Все это, конечно, приятно – трогательная забота о старом немощном человеке, но в конце концов я отнюдь не беспомощен и в случае чего сумею сам за себя постоять. О чем и напомнил Станиславе, прервав ее на полуслове.

Мы еще минут пять попикировались, прежде чем она успокоилась и мы попрощались. Но она взяла с меня слово, что завтра я поговорю с ее родителями. И постараюсь их уговорить оставить ее со мной.

Чего, честно говоря, делать мне совсем не хотелось.

Я повесил трубку и снова взялся за дневник. Но читал не более минуты. Я так и замер с дневником в руках, уловив некое непонятное движение воздуха. Словно он коротко всколыхнулся и тут же снова застыл.

Но этого не могло быть.

Потому что стояла очень тихая, безветренная ночь. Ветки деревьев в саду неподвижно застыли, ни один лист не шевелился. Краем глаза я видел: раздвинутые занавески на открытом окне тоже висят неподвижно.

И тут я увидел, как в саду между стволов деревьев промелькнула какая-то непонятная тень.
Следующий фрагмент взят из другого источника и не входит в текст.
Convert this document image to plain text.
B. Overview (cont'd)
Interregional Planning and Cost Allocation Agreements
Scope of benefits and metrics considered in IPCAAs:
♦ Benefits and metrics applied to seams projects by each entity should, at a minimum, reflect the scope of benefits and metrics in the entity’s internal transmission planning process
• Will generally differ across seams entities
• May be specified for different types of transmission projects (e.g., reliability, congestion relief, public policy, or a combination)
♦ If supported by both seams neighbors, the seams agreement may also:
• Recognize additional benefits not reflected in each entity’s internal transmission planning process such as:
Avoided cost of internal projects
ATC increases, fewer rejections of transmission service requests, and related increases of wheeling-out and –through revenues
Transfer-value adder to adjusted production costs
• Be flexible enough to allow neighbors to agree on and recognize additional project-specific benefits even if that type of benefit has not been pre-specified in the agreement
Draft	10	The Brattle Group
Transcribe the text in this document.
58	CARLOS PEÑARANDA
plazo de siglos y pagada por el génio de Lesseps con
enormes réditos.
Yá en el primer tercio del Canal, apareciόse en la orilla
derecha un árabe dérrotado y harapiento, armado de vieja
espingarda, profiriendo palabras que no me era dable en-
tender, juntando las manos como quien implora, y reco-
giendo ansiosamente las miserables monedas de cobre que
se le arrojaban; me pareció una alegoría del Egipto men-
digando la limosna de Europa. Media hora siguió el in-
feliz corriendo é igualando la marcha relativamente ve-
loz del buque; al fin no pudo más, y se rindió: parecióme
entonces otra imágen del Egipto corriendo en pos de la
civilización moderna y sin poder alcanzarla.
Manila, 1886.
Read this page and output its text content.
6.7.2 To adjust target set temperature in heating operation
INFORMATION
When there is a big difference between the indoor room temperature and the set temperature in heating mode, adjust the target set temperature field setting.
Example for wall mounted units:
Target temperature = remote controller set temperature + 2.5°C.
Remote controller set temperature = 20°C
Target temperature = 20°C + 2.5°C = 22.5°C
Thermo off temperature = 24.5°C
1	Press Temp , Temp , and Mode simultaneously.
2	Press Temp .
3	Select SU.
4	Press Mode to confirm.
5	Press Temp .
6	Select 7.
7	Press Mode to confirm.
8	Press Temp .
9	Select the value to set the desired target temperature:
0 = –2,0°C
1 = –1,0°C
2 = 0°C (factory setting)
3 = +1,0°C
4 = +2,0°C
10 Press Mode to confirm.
Сердце у меня заколотилось как бешеное. Не вставая с кресла, я отложил в сторону старую тетрадь в коленкоровом переплете – мои директорские дневники пятнадцатилетней давности – и медленно, очень медленно повернулся от письменного стола с включенной лампой к открытому окну.

И уставился в темноту.

По спине невольно пробежал холодок, мгновенно обострившийся слух напряженно впитывал малейшие звуки. Подсознательно, каким-то неведомым чутьем я внезапно ощутил и понял: он здесь. Тот, кто убивал. Именно он затаился где-то в моем саду, спрятался в ночной темени и наблюдает за освещенным окном кабинета.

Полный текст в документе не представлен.